Tower recommends 10-12 PSI for inflation but the board can be taken up to a total of 20 PSI. Most all-around boards I pump to about 14 or 15 PSI but in this case it’s probably best to follow the manufacturer’s instructions on this one.
The Takedown process is also fairly straightforward. Rinse the board off, dry it, deflate it, and roll it up! I find that it’s best to roll Tower boards rather than fold them. Rolling a board will take less wear out of the board as opposed to folding which after a long period of time creates some weak spots in the board.
Once rolled you can place the paddle inside the middle of the rolled board along with the fin. You could try to fit the pump in there too although that may be a bit too much of an ask.
About Tower Paddle Boards
Tower Paddle Boards is an originator of the 6” thick paddle board which has quickly become the standard today. They took that a step further in recent years by developing the 8” thick paddle boards with the Xtreme and the Xplorer Elite series boards. Few manufacturers today produce 8” thick paddle boards. Whether that becomes a trend remains to be seen.
As I’m sure many of you know by now, Tower was popularized on the popular ABC show Shark Tank where Mark Cuban struck a deal with Stephan Aarstol the founder. Mark Cuban has gone on the record as saying that Tower was one of his most successful acquisitions.
Warranty and Returns Information
The Elite series offers a 3-year warranty and a 30-day money-back guarantee.
Best of all Tower will not charge a restocking fee should you return your board within the 30-day period.
Tower Paddle Boards has a tiered warranty policy for its boards
- 1 Year warranty for Starter Series (S-Class)
- 2 Year Warranty for Premium Series (Mermaid, Yachtsman, Adventure 2, iRace)
- 3 Year Warranty for Elite series (Xplorer and Xtreme)
What Customers Think
The Tower Xtreme is still a relatively new line so there are not a ton of customer testimonials and reviews out there just yet. But there are a few we found on the Tower website. Probably the comment that best sums it up goes as follows:
“The X-Class iSUPs are definitely a performance upgrade from other inflatable paddle boards I’ve tried. The added thickness makes a big difference in rigidity and speed. My only complaint is that it’s a bit heavy to carry around, but that’s to be expected with a board this sturdy I suppose. I’ve had a cheap board off Amazon and it was so flimsy that it was almost useless.”– Max Chenowith (Tower Customer)
“My partner and I love our Tower iSUP! We wanted a board that could handle our combined weight, and this one definitely does the trick. It’s super rigid and stable, and we love the faux teak boat decking look. Highly recommend for any tandem paddlers out there!”– Lila S. (Tower Customer)
As of now on the Tower website the Xtreme has a 4.67 customer rating out of 5.
Where to Buy the Tower Xtreme Paddle Board
The best place will be directly through Tower’s Website. Tower is one of the first direct-to-consumer websites that cut out the middle man.

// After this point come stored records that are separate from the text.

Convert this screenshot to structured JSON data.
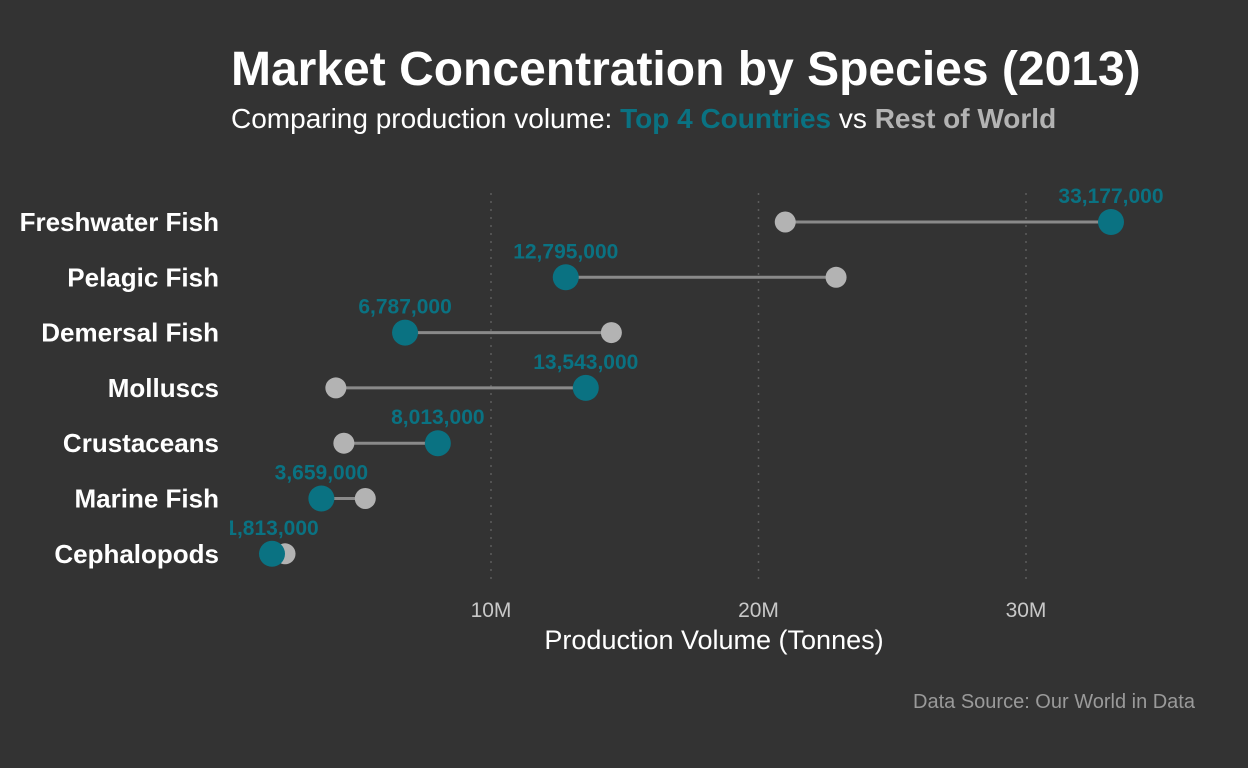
{
  "header": {
    "title": "Market Concentration by Species (2013)",
    "subtitle_prefix": "Comparing production volume:",
    "subtitle_top": "Top 4 Countries",
    "subtitle_vs": "vs",
    "subtitle_rest": "Rest of World"
  },
  "footer": {
    "source": "Data Source: Our World in Data"
  },
  "colors": {
    "top4": "#0a7282",
    "rest": "#b3b3b3",
    "connector": "#8a8a8a",
    "background": "#333333"
  },
  "chart_data": {
    "type": "dumbbell",
    "title": "Market Concentration by Species (2013)",
    "subtitle": "Comparing production volume: Top 4 Countries vs Rest of World",
    "xlabel": "Production Volume (Tonnes)",
    "ylabel": "",
    "xlim": [
      0,
      38000000
    ],
    "x_ticks": [
      10000000,
      20000000,
      30000000
    ],
    "x_tick_labels": [
      "10M",
      "20M",
      "30M"
    ],
    "grid": "vertical dotted",
    "categories": [
      "Freshwater Fish",
      "Pelagic Fish",
      "Demersal Fish",
      "Molluscs",
      "Crustaceans",
      "Marine Fish",
      "Cephalopods"
    ],
    "series": [
      {
        "name": "Top 4 Countries",
        "values": [
          33177000,
          12795000,
          6787000,
          13543000,
          8013000,
          3659000,
          1813000
        ],
        "labels": [
          "33,177,000",
          "12,795,000",
          "6,787,000",
          "13,543,000",
          "8,013,000",
          "3,659,000",
          "1,813,000"
        ]
      },
      {
        "name": "Rest of World",
        "values": [
          21000000,
          22900000,
          14500000,
          4200000,
          4500000,
          5300000,
          2300000
        ]
      }
    ]
  }
}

Below are some boards that come to mind when comparing the Tower Xtreme SUP.
Gili Meno Series
The Gili Meno 11’6” is a 6” thick board that is 35” wide much like the Xplorer. The main difference is the Meno series offers more add-ons such as action mounts, extra deck bungees, Scotty Mounts, and a paddle holder. So if adding accessories is essential to you, the Meno is a decent pick. The Meno offers you the choice of 11’6” or 10’6” paddle boards.
iRocker Blackfin Model X
Like the Gili Meno 10’6”, the Model X has similar dimensions but is a bit heavier at 27 lbs. The board has a lot of accessory capabilities. The board is made of a triple-layer PVC and carbon side rails with reinforced seams. It’s an ideal board for anglers who crave accessory capabilities and stability on the water.